Escrevo esta coluna em virtude do complexo de vira-lata que acomete parte dos cidadãos de Canaã dos Carajás, terra do minério de ferro, e da subserviência dessa mesma parcela à empresa Vale. Na última semana, a mineradora esteve no centro das polêmicas por conta de situações envolvendo produtores rurais da região do Cristalino e um imbróglio judicial entre as partes envolvidas. Vereadores do município se posicionaram contra a empresa e a favor dos cidadãos.
Não foi surpresa nenhuma ao ver nas redes cidadãos de Canaã e região defendendo com unhas e dentes a multinacional. Muitos dizem o absurdo de que Canaã dos Carajás é o que é, uma potência econômica, graças à Vale. Convenhamos, isso é uma grande inverdade. Mas não é culpa das pessoas crerem nisso, afinal a máquina publicitária da Vale é gigantesca e o sentimento de subserviência, tão tupiniquim, está entranhado na formação das pessoas em regiões minerárias.

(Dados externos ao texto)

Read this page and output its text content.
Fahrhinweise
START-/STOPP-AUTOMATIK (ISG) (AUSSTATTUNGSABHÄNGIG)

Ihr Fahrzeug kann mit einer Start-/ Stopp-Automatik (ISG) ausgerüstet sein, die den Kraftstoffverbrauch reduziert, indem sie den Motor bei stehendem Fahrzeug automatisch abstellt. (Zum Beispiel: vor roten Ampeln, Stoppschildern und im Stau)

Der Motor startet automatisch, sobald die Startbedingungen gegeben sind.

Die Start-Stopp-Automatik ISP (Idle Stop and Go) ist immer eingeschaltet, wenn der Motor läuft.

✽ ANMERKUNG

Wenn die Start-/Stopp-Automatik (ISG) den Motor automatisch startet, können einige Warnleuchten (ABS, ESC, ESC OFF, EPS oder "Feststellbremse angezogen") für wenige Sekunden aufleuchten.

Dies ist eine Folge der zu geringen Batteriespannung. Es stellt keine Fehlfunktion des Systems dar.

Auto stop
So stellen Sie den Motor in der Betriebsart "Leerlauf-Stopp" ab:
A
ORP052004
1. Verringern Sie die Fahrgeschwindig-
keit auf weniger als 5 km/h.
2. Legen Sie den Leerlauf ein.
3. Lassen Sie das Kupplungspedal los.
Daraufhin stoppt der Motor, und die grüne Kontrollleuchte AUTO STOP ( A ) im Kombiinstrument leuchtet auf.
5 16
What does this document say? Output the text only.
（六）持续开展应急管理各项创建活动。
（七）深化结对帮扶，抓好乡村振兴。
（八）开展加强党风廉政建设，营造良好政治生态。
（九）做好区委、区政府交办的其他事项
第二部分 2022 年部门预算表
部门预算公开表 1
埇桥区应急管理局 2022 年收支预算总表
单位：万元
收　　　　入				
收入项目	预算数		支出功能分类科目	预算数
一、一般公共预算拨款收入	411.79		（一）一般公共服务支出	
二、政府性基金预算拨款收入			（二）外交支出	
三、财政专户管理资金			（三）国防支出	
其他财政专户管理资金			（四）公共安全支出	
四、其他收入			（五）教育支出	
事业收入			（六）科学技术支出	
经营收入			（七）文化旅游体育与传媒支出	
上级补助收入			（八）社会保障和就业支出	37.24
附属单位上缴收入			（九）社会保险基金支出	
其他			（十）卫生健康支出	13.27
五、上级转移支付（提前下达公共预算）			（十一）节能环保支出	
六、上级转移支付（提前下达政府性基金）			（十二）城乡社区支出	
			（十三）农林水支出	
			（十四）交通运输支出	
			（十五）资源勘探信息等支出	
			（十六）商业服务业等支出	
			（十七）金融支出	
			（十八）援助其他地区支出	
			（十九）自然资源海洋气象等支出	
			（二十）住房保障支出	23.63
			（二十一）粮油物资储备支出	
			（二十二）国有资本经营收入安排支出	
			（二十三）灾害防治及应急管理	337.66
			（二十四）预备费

Canaã não é grande pela benevolência da Vale. Canaã é grande, pois tem gigantescas jazidas minerais. Do minério de ferro, passando pelo cobre, manganês, a ouro, Canaã tem e o planeta inteiro sabe disso. O município, fincado no sudeste do Pará, possui potencial mineral absoluto, é autossuficiente e terá riquezas disponíveis por gerações.
Não fosse a Vale, seria outra mineradora. Outra até maior, talvez, como BHP, que já está chegando na região, ou a Rio Tinto, ou a Glencore e tantas outras gigantescas. A Vale é só mais uma que busca lucros astronômicos em espaços de tempo cada vez menores. A mineradora é só mais um CNPJ, que paga o que é obrigada a pagar e não dá nada de graça a ninguém – afinal as coisas são assim.

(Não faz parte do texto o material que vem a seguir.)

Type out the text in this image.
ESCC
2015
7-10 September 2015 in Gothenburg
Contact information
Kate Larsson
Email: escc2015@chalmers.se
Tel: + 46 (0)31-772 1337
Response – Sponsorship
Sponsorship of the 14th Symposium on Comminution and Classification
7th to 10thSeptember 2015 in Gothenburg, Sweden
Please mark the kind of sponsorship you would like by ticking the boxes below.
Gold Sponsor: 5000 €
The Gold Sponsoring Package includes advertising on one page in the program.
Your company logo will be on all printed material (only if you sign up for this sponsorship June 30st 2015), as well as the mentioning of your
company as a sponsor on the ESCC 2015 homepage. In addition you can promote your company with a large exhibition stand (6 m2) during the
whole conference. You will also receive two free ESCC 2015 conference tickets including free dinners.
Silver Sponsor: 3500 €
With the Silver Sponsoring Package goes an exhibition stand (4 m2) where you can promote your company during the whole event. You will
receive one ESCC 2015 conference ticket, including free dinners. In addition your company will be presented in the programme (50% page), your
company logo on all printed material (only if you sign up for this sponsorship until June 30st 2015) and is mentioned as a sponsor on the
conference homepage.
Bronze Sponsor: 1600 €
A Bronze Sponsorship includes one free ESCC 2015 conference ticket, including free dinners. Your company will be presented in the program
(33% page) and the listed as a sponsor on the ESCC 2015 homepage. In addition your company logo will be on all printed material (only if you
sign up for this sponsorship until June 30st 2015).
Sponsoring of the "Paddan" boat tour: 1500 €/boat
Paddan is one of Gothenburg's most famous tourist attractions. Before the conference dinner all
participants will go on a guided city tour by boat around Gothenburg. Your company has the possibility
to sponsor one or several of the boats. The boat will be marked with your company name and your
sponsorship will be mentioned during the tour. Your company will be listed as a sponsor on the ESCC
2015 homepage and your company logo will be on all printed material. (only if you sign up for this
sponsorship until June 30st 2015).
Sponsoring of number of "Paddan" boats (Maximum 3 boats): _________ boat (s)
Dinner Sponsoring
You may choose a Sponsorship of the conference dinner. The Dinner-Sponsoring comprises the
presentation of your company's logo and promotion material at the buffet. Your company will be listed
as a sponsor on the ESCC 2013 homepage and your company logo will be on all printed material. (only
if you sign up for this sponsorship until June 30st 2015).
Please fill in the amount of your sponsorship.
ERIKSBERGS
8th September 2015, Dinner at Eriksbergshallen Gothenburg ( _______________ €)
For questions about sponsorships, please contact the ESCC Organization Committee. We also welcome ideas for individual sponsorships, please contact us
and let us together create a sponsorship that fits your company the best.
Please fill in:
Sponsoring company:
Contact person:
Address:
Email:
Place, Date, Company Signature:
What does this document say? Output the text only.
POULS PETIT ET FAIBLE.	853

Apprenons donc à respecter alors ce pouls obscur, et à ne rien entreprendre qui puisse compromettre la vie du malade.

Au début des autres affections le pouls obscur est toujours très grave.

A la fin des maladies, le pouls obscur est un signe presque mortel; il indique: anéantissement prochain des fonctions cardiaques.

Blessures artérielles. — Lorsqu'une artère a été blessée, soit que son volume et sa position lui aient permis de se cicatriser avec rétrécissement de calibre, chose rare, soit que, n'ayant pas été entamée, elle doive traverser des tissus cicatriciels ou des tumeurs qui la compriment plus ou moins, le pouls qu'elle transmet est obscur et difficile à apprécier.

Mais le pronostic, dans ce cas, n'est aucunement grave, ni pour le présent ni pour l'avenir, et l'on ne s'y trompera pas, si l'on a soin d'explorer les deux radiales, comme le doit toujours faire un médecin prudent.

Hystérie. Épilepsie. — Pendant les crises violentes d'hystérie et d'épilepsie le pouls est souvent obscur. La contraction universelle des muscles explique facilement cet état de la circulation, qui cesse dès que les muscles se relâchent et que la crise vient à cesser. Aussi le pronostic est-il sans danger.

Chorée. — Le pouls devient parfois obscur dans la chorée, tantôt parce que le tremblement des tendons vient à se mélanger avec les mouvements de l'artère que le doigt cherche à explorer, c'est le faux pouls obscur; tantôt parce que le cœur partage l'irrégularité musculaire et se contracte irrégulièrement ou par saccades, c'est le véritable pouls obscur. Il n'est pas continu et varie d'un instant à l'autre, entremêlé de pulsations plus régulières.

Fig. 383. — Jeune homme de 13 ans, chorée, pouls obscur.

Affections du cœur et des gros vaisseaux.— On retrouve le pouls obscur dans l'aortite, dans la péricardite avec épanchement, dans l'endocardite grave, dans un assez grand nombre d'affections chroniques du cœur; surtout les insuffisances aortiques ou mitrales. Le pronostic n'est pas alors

Canaã não depende da Vale, ela é quem depende de Canaã. Se não fosse a Vale a explorar o S11D ou o Sossego, seriam outras e o município continuaria rico. Mas então por que o canaense acredita que deve ser grato a uma empresa que faz tão somente o mínimo?

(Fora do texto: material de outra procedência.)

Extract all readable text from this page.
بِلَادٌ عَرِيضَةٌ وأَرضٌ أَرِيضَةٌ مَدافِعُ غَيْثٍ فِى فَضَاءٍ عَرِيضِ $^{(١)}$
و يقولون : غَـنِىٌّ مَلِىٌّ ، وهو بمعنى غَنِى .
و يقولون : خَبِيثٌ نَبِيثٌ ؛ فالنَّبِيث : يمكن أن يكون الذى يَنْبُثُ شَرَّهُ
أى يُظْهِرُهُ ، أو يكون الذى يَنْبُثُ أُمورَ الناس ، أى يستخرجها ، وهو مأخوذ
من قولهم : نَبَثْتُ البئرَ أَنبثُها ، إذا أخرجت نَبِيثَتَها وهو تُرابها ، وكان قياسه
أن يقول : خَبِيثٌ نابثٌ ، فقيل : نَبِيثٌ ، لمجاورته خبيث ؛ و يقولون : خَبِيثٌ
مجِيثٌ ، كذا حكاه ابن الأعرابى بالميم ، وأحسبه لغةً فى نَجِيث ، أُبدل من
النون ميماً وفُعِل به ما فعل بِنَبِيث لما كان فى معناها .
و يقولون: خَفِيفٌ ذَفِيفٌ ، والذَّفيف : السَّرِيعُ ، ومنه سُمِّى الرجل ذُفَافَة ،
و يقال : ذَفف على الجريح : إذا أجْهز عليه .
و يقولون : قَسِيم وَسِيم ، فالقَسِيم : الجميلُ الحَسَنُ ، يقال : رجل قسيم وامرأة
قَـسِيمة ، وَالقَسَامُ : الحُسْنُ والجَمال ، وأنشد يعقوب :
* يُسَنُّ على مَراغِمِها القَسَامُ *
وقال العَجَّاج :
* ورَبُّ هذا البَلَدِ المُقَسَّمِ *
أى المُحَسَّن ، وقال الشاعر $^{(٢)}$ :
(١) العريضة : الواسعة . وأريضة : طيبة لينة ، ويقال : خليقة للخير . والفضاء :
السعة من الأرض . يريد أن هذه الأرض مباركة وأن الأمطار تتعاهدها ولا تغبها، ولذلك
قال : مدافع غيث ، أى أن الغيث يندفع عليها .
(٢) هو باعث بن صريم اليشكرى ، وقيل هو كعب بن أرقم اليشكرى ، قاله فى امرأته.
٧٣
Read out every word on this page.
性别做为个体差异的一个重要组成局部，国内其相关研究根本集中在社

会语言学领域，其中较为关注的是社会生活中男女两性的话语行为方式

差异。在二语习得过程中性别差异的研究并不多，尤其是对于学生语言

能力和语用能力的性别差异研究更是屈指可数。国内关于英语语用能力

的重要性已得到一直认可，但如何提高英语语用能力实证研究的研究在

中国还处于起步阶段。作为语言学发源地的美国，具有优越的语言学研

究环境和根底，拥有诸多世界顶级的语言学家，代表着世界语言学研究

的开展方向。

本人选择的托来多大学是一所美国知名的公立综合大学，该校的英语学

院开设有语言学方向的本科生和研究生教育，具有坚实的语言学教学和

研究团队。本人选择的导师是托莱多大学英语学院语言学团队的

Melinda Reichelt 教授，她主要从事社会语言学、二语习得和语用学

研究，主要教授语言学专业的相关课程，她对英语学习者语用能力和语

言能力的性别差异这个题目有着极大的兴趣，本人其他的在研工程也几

A resposta talvez esteja em nossas raízes. Nos espelhos dados pelos portugueses durante a colonização, nos discursos bonitos, na falta de altivez tão canarinha, na necessidade de ser aceito por quem vem de fora. São muitas explicações.
Mas a verdade é uma só: Canaã seria grande de qualquer forma. A Vale estar aqui é apenas um fator que jamais alteraria o produto final. Não devemos ser gratos à Vale. A Vale é que deve ser grata a Canaã.
Não devemos nos adequar aos interesses da mineradora. Ela é quem deve se adequar aos nossos.
Precisamos ter altivez e parar de contemplar espelhos enfeitados, enquanto a bala come e somos colonizados.